Jon Tester is known for his missing fingers, a childhood accident with a meat grinder. He's in a red state that both supported the orange shit stain, and could turn on him. His fidelity is to the rule of law, and that no one is above it.
Joe Mansion is the epitome of a "blue dog democrat." He voted for Kavenaugh after the Christine Ford testimony, reminiscent of the Anita Hill and Clarence Thomas hearing except for the yelling, beer references and histrionics. He faces the possibility of defeat in a very red state. He chose not to fear.
History has indeed taught us that when it comes to the instincts that drive us, fear has no rival. As the lead House impeachment manager, Representative Adam Schiff, has noted, Robert Kennedy spoke of how “moral courage is a rarer commodity than bravery in battle.”
Playing on that fear, the Senate majority leader, Mitch McConnell, sought a quick impeachment trial for President Trump with as little attention to it as possible. Reporters, who usually roam the Capitol freely, have been cordoned off like cattle in select areas. Mr. McConnell ordered limited camera views in the Senate chamber so only presenters — not absent senators — could be spotted.
And barely a peep from Republican lawmakers.
One journalist remarked to me, “How in the world can these senators walk around here upright when they have no backbone?”
Fear has a way of bending us.
Sherrod Brown, Democratic Senator from Ohio
Haltingly, emotionally one lone republican voted what his party no longer has or condones: his conscience.
I am not a fan of Mitt Romney.
His strong belief in his faith I don't share.

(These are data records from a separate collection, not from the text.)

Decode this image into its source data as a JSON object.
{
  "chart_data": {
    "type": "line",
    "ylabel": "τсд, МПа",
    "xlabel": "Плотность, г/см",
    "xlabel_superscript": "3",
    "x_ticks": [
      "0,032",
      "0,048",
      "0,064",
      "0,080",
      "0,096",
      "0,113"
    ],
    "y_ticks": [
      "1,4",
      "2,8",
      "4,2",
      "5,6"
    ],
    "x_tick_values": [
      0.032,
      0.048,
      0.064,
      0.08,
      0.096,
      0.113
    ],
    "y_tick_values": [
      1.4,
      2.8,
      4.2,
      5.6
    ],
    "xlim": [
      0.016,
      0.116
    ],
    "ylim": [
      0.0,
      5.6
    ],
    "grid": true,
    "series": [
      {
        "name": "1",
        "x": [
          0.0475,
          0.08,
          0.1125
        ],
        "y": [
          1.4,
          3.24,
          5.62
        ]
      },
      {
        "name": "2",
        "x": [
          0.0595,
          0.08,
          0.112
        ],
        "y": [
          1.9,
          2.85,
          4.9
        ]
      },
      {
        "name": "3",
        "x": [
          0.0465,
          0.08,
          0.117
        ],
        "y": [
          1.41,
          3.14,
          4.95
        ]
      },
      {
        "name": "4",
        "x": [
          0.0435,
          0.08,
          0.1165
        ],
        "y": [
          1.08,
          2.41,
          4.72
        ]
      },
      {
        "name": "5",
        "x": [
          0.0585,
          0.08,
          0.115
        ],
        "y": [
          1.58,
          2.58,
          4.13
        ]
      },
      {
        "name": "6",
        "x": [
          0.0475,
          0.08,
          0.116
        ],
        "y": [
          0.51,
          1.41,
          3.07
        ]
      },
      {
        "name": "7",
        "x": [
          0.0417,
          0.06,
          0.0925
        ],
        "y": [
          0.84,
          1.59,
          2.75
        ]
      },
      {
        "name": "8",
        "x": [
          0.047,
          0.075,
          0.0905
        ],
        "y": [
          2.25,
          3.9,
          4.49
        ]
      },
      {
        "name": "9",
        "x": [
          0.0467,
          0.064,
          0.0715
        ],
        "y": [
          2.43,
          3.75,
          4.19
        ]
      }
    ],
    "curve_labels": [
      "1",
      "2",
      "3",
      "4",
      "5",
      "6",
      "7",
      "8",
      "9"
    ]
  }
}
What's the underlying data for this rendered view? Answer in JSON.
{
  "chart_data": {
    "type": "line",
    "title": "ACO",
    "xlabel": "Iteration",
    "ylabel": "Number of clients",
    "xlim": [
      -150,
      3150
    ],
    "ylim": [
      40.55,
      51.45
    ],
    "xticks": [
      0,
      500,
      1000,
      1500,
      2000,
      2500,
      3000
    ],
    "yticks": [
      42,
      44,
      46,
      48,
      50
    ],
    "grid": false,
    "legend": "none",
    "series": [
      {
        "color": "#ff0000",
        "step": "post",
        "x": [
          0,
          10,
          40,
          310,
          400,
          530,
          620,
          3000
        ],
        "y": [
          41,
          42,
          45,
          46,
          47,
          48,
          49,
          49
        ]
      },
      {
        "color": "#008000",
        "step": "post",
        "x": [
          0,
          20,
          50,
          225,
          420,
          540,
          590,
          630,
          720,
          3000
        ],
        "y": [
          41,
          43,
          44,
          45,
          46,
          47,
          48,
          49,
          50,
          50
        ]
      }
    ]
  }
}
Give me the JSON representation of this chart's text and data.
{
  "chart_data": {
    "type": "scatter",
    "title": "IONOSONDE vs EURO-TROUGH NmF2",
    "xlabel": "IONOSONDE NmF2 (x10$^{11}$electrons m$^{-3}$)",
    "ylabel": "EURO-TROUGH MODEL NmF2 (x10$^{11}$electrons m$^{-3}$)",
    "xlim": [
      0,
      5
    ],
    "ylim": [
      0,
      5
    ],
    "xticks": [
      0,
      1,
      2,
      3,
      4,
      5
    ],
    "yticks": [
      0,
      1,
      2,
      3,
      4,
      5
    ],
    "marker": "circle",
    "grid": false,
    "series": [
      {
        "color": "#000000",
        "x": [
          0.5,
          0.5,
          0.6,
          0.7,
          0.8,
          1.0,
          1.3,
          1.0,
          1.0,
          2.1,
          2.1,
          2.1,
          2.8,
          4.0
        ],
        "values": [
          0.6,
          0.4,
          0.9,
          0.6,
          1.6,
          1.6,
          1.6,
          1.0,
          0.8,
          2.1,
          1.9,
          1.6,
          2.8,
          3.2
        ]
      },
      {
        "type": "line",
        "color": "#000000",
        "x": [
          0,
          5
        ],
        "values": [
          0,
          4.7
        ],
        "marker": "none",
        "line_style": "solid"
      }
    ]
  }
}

There are verses in Mormon scripture disparaging to African Americans in their "war on heaven," giving incarnation to valiant angels in the cosmic conflict as "light-shinned babies"; those of lesser valor as dark-skinned. They have since disavowed those beliefs.
As the candidate of the Republican Party in 2012, he was as dissembling as any other republican. He lied in the first debate with President Obama, a precursor to the rampant obfuscation and assault on truth we're subjected to daily. He was not triumphant in their second debate, the president regaining his footing, but Obama's dismissal of Russia as an existential threat will be researched by American historians...provided we still have a republic based on facts, reality and principle. Romney lost, and was as startled as his wife was because of the hardened-from-facts bubble that is conservative media, or as Karl Rove opined, a "created reality."
Perhaps his halting was the effervescence of bursting through that bubble; his emotion penance for a party and a world he had some part in creating.
The Latter Day Saints, according to Rushton's version, would "go to the Rocky Mountains and... be a great and mighty people," associated in the prophecy's figurative language, with one of the biblical four Horsemen of the Apocalypse in the Book of Revelation.
Smith's supposed original statement predicts that the US Constitution will one day "hang like a thread" but be saved by Latter-day Saints. The embellished version portrays it to be "by the efforts of the White Horse."
Perhaps Senator Romney knows this prophecy. Perhaps he believes he embodies it. Perhaps he does not in either case.
He did behave Wednesday in the well of the world's former most deliberative body, as a man feeling the weight of history and his moment in it.
Despite all of my misgivings to him, we did witness the political passing, post the mortal transition of John McCain...of the last republican.
New York Times, February 5, 2020
“Courage is not the absence of fear, but rather the assessment that something else is more important than fear.”